Report recalls episode in which Jair Bolsonaro quoted Ulstra, torturer of the military dictatorship, when voting in favor of the impeachment of president Dilma Rousseff.

The rise of neo-Nazi groups defies the popular myth that racism doesn’t exist in Brazil, according to the Financial Times. Although the far right is still marginal in Congress, ultranationalist politicians and their enthusiasts have been filling the void left after Dilma Rousseff’s impeachment.

While the far right is still seen as the shadow of the politics in a country that has freed itself from the military dictatorship in the mid-1980s, ultra-conservative politicians and their supporters are willing to fill a vacuum that has developed well in the impeachment vote of Former President Dilma Rousseff, of the Câmara dos Deputados (House of Representatives), when Jair Bolsonaro, a far-right congressman and former captain of the Brazilian army, quoted a historic torturer as he voted in favor of her exit from the presidency.
Still last year, a group of ultraconservatives invaded Congress and ripped out flags, calling for the return of the military government. Bolsonaro denied being a neo-Nazi, but critics accuse him of sharing many points of view of the movement, such as racism and intolerance.

Neo-Nazi movements are concentrated mainly in the south and southeast of the country, from Rio de Janeiro and São Paulo to Rio Grande do Sul. These regions were the ones that in the past received the influx of immigrants from Germany, Poland and Italy, according to the text of the British journal.

According to analysts, the majority of the movements started on websites that propagate discurso de ódio (hate speech) on the internet. According to an article by anthropologist Adriana Dias, from Unicamp (University of Campinas), of the country’s 200 million inhabitants, 150,000 are sympathizers or involved in neo-Nazi movements.

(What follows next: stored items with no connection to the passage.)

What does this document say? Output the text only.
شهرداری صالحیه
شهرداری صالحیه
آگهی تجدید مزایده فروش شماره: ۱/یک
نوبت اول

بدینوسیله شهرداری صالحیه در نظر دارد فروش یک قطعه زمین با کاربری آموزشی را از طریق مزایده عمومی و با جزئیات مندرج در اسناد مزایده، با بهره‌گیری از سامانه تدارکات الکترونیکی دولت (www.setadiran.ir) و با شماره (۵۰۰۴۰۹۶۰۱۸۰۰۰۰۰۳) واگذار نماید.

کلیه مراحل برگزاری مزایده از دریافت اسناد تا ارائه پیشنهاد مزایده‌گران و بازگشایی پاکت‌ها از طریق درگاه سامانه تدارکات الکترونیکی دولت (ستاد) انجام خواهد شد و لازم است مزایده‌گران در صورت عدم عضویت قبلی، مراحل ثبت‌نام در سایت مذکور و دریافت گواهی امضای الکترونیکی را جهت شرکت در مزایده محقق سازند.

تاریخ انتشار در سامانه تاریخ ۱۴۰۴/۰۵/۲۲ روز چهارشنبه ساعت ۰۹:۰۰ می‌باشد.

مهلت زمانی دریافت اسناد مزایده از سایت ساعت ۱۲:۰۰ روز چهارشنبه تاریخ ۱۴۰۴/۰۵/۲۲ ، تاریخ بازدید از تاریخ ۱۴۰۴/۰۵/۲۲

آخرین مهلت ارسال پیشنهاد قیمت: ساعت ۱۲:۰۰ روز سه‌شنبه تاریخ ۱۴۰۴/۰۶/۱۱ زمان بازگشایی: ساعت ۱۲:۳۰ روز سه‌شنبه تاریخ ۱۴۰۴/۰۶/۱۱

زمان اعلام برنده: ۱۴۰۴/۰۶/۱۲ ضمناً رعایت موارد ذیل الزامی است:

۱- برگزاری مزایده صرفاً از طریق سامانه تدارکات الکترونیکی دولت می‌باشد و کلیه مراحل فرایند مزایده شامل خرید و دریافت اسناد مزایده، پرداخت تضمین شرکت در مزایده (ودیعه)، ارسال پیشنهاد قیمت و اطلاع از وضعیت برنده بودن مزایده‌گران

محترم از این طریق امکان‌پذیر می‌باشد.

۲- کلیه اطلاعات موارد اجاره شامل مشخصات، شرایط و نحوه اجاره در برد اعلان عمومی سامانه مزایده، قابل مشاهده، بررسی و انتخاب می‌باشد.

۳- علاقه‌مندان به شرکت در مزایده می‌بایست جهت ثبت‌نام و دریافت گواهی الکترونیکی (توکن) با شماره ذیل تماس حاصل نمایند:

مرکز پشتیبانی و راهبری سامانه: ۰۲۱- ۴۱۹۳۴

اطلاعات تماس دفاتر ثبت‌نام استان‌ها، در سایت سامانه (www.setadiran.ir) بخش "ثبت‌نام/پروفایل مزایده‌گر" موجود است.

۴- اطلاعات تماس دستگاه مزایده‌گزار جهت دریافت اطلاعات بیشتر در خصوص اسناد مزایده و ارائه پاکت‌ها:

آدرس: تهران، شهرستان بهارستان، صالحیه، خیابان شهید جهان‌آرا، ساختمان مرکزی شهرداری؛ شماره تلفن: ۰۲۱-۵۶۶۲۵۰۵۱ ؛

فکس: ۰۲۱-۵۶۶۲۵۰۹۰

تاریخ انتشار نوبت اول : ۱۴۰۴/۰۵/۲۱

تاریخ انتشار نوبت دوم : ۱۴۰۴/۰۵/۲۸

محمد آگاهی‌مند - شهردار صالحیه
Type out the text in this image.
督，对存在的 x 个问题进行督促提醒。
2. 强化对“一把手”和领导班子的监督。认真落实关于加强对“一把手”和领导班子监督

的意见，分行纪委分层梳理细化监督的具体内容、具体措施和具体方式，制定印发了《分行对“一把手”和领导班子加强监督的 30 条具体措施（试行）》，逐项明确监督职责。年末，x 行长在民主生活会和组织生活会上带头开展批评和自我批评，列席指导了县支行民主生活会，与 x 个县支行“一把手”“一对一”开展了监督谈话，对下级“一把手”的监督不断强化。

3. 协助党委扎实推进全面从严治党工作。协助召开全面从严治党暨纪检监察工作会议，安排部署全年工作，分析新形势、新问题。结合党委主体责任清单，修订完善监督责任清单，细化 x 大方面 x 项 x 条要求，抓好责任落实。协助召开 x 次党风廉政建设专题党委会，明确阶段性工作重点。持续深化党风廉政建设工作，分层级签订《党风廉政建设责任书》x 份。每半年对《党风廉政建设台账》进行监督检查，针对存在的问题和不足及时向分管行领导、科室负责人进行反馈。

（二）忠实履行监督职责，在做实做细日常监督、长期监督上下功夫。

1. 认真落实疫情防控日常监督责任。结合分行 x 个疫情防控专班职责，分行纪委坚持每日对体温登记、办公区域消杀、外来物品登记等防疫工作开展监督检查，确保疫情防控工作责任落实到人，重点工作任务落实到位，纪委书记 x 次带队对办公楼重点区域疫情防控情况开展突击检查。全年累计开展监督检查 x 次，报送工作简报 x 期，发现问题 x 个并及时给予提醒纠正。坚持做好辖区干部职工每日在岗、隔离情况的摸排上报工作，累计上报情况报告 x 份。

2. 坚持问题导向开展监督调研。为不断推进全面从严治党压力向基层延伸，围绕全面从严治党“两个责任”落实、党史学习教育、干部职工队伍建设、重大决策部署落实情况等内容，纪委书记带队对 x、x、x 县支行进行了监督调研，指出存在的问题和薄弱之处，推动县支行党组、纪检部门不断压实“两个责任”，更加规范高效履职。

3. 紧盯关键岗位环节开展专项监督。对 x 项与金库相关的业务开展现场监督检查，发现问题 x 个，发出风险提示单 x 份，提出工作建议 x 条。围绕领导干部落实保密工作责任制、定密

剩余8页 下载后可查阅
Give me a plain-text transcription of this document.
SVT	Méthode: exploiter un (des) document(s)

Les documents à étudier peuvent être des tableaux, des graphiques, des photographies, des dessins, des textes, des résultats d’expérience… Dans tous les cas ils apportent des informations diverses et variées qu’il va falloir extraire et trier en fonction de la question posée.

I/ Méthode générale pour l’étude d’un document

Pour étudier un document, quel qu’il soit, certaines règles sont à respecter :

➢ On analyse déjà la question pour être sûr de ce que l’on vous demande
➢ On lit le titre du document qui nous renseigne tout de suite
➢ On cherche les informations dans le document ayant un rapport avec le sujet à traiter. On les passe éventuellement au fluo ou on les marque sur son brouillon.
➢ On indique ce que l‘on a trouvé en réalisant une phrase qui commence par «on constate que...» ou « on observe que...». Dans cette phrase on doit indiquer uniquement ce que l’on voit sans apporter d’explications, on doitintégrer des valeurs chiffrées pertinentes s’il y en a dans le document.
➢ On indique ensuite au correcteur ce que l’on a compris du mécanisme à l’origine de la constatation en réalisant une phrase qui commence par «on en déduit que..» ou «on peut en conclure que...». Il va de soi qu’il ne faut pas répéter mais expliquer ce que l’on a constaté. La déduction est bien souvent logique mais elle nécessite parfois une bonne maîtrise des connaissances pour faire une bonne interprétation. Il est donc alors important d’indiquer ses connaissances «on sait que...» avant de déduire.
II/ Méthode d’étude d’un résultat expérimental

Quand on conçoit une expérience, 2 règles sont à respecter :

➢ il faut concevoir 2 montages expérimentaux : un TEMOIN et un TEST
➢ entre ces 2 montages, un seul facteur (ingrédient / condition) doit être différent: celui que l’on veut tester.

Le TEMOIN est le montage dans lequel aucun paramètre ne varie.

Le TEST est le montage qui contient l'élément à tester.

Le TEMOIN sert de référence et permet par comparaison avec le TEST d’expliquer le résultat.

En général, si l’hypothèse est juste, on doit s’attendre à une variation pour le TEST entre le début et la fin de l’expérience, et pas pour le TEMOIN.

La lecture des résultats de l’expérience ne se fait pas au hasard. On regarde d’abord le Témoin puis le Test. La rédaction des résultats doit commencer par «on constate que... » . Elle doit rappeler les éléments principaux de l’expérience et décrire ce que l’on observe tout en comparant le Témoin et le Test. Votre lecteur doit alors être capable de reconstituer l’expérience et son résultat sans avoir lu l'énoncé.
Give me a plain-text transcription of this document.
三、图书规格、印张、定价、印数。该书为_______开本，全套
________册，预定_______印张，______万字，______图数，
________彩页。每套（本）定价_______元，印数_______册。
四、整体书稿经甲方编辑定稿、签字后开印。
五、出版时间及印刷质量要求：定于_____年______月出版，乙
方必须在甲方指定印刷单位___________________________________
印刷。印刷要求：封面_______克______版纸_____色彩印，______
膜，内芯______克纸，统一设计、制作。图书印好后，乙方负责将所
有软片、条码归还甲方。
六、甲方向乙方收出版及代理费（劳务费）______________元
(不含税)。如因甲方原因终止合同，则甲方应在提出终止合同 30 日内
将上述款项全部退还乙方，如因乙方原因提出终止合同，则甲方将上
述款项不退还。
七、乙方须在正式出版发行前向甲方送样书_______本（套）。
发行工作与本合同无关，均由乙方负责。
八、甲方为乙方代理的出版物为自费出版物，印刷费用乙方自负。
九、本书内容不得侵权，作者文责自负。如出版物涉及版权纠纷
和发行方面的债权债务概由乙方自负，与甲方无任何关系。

“The violence expressed by these groups, whether in physical attacks on blacks, Jews or homosexuals, or the spread of their hate literature has demanded a lot of work in recent years,” Dias wrote.
Dias’ thesis is proven in the discovery of recruitment networks, such as the discovery by Jardim, in Nazi attacks against gay men on Avenida Paulista and in the growing prejudice against the northeasterners. The officer says that inflexibility of ideas is the main problem in dealing with these movements.
“These are not ordinary criminals, they have an ideology. They are people who believe in ethnic cleansing, racial purity,” says the chief.